Kirkcowan – What's Going On?

Monuments & Memorials


Two trees were planted in the road to Newton Stewart to commemorate the Battle of Waterloo.

Only one remains. It stands opposite the garage.


In May, 1685, just after the infamous drowning of two women in the Bladnoch River at Wigtown, a fugitive covenanter from New Luce parish, Alexander Linn, was shot to death on Craigmoddie Fell near the Derry Farm in Kirkcowan parish.

His walled—in tomb bore the inscription,

“Memento Mori: Here lies the body of Alexr Linn who was surprised and instantly shot to death on this place by Lieu General Drummond for his adherence to Scotland’s Reformation Covenants National and Solemn League 1685.

The stone of Linn’s tomb was renewed in 1827. On ll+th August, 1887, it was repaired and dedicated by Rev. Fallas Mitchell at a service to mark the occasion.
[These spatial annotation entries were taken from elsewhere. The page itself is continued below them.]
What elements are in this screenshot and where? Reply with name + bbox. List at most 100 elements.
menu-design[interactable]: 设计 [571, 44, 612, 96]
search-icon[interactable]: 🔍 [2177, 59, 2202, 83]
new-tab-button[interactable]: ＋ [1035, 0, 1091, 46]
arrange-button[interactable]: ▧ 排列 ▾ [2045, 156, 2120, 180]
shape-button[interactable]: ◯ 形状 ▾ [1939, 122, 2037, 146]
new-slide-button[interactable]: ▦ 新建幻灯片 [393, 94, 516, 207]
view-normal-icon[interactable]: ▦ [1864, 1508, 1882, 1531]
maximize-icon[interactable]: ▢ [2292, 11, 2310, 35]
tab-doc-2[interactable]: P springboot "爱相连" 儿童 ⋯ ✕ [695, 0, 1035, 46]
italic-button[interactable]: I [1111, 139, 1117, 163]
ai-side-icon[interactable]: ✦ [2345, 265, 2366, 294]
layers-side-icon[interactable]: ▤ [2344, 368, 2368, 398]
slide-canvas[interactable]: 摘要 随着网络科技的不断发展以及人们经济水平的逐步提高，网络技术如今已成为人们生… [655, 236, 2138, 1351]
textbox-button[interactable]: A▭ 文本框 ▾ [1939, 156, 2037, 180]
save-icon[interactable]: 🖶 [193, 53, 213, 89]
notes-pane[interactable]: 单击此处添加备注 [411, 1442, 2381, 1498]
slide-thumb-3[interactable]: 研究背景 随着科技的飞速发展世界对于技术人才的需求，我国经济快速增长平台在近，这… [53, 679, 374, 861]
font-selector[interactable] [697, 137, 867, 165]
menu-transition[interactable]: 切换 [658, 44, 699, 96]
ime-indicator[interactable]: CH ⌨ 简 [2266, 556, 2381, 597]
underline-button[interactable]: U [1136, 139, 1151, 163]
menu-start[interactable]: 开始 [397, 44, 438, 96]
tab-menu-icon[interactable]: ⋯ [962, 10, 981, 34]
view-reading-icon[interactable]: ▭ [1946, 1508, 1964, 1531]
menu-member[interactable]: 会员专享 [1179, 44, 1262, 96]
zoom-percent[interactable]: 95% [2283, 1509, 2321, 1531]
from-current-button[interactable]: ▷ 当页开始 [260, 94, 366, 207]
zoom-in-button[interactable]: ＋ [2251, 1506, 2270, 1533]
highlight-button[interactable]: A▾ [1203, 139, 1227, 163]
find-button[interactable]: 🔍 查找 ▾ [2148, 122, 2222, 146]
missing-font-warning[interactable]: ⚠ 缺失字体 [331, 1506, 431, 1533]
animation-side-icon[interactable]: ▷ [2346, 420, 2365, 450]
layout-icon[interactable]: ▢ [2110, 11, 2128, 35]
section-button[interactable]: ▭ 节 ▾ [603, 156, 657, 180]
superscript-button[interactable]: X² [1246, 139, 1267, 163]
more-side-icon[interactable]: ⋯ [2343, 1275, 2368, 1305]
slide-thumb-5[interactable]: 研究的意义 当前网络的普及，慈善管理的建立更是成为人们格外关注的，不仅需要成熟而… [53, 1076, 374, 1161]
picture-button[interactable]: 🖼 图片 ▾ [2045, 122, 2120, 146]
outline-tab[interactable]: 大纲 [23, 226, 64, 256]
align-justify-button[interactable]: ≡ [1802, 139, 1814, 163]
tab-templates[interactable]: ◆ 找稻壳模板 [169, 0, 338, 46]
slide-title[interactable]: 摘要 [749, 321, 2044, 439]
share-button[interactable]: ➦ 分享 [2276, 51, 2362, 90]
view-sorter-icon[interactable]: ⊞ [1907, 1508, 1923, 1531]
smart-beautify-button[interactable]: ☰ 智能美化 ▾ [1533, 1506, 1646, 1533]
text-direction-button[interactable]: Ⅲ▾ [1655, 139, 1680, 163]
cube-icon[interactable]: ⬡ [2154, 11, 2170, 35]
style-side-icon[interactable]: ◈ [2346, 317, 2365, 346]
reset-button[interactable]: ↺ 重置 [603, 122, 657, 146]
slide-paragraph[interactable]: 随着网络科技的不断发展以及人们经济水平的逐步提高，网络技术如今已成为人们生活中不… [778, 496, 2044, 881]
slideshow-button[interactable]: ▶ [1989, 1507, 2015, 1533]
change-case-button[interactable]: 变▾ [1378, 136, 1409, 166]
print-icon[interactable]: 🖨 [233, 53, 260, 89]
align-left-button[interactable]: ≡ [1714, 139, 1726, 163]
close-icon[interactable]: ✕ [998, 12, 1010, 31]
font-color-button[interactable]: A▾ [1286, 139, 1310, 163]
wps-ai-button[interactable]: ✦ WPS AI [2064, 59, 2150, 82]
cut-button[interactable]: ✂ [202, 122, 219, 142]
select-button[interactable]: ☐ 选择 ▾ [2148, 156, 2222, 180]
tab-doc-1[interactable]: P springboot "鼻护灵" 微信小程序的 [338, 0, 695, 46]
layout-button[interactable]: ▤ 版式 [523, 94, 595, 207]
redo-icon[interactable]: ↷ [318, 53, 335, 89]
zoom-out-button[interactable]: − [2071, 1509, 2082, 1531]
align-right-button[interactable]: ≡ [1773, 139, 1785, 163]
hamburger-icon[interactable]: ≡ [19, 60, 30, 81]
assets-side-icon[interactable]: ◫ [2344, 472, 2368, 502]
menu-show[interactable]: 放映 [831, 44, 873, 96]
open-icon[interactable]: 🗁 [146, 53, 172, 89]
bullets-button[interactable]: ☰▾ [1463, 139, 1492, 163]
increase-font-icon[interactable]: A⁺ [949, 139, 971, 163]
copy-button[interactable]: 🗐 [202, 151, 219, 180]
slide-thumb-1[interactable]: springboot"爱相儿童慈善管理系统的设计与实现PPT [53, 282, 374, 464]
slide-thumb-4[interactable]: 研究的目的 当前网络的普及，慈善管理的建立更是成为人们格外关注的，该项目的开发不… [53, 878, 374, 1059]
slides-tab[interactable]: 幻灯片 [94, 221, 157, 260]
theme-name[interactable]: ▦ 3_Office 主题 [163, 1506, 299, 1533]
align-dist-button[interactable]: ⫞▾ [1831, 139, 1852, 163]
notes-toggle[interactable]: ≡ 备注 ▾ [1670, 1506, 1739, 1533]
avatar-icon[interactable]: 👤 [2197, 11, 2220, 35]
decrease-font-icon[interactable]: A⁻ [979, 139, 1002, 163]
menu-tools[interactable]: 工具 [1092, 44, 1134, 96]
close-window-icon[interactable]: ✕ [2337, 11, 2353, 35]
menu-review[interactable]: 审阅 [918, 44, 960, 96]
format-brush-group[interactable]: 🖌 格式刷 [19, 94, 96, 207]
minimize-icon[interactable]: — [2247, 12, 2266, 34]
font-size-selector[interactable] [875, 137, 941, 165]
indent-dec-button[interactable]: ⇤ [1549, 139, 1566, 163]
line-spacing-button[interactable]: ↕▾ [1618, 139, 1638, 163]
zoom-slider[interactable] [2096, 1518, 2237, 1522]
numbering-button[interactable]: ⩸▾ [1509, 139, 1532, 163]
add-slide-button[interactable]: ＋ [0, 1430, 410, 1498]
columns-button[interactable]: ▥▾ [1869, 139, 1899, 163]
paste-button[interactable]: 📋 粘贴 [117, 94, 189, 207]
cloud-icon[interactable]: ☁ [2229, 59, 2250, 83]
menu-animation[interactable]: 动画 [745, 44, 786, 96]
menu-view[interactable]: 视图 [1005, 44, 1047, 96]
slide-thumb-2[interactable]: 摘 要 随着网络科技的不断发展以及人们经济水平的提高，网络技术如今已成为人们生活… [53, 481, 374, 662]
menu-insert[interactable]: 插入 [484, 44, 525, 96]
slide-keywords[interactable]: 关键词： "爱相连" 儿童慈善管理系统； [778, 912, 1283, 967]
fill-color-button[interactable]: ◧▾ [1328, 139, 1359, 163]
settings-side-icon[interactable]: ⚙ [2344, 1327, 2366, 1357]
It was repaired again in 1927.

In 1972 three local men discovered the tomb to be in a ruinous state because of the growth of a yew tree which had been planted within it. Mr. Tom Scott of Blackhill Croft, Glaisnick, rebuilt the tomb and inscribed it, and the Rev. R. L. Johnston, the Kirkcowan minister, performed a service of dedication. A poem written by R. L. Stevenson while he lay dying in Samoa was read at the service:

“Blows the wind today and the sun and rain are flying;
Blows the wind on the moors today and now
Where about the graves of
The martyrs the whaups are crying;
My heart remembers how.

Be it granted to me to behold you again, dying,
Hills of home, and to hear again the call.
Hear, about the graves of the martyrs,
The peeweeps crying
And hear no more at all.”

Miss Flora Stuart of Drumwalt planted a thorn tree nearby on the fell in memory of her late father, Lord David Stuart.

In 1985, three hundred years after the death of Linn, a large service was held at the tomb. People of various denominations gathered on a cold, wet Sunday afternoon to commemorate the tercentenary of the death of Alexander Linn with a communion service. The preacher was the Rev. James Nelson, formerly of Barrhill, a retired minister who had studied the lives of the covenanters of the area with great interest.

On that occasion, Miss Flora Stuart planted three rowan trees near the grave and, within the tomb, a rose “Caroline There are services every second year in May to honour the death of Linn.